- Born: David Vogel Uihlein July 27, 1920 Milwaukee, Wisconsin, US
- Died: January 29, 2010 (aged 89) Mequon, Wisconsin, US
- Spouses: ; Jane Bradley Pettit ​ ​(m. 1945, divorced)​ ; Margery Holley ​(m. 1966)​
- Parent: Joseph E. Uihlein

= David Vogel Uihlein Sr. =

David Vogel Uihlein Sr. (July 27, 1920 – January 29, 2010) was an American businessman and heir to the Joseph Schlitz Brewing Company.

==Early life==
David Vogel Uihlein was born in Milwaukee, Wisconsin on July 27, 1920, to Joseph E. Uihlein and Ilma Vogel, granddaughter of Frederick Vogel Sr. His grandfather was August Uihlein. He attended the Milwaukee Country Day School and The Hill School in Pottstown, Pennsylvania. He attended the U.S. Brewers Academy in New York City. In 1940–41, he attended the University of Wisconsin, where he played on the football team. During the Second World War, he served as an ambulance driver for the American Field Service in Italy, Austria and India.

==Career==
Uihlein purchased Banner Welder Inc. in 1949, and he served as its president. In 1961, he acquired the Oshkosh Brewing Co. in Oshkosh, Wisconsin and ran it until 1969. In 1972, he joined the board of directors of the Joseph Schlitz Brewing Company. He also served on the Boards of Allen-Bradley, Briggs & Stratton and First Wisconsin Bank.

==Hobbies==
Uihlein was the founder and president of the Milwaukee chapter of the Ruffed Grouse Society. He actively supported Ducks Unlimited, the Trout and Salmon Foundation and the Nature Conservancy.

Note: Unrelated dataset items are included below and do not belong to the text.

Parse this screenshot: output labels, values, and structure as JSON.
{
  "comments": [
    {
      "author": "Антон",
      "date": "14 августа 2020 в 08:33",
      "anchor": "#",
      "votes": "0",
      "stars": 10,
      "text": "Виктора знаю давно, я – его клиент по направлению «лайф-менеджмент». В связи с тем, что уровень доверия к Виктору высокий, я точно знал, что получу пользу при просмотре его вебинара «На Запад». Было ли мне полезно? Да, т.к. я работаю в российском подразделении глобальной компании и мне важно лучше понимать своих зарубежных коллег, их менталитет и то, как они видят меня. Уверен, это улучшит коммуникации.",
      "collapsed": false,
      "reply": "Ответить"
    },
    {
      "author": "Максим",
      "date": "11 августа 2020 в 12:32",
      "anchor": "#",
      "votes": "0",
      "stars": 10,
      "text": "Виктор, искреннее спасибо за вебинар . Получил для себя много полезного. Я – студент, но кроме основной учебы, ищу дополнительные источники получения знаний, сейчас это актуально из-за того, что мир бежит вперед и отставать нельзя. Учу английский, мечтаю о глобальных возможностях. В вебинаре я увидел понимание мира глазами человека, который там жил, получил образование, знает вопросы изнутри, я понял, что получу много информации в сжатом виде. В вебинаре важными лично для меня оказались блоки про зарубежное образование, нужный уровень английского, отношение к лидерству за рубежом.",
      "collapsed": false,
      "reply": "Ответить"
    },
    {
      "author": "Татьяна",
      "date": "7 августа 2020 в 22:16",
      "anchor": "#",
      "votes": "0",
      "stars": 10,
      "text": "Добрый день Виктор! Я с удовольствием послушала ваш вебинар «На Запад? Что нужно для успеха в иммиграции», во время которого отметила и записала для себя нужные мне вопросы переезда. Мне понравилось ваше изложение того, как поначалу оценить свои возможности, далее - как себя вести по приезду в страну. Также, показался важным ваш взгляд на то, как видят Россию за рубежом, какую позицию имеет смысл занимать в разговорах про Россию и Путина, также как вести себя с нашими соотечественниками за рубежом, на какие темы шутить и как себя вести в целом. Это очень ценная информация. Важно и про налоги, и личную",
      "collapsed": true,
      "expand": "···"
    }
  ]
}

Uihlein won the 10-lap vintage race at the inaugural Wisconsin Grand Prix at State Fair Park on August 15, 1954. He set the fastest time of the day at 69.09 mph in his classic Alfa Romeo.

Uihlein collected antique cars, especially 1930's Indianapolis 500 race cars, old boats, airplanes, and duck decoys. A 1925 Bugatti won a blue ribbon in 1989 at the Pebble Beach Concours d'Elegance. In 1995, he founded the Harry Miller Meet.

==Personal life and death==
In 1945, Uihlein married Jane Bradley Pettit, whose father had co-founded Allen-Bradley with her uncle, Lynde Bradley. They had a son, David Vogel Uihlein Jr., and a daughter, Lynde Bradley Uihlein.

In 1966, Uihlein married Margery (Holley) Uihlein, the daughter of George M. Holley, co-founder of Holley Performance Products.

Uihlein died at his home in Mequon, Wisconsin, on January 29, 2010.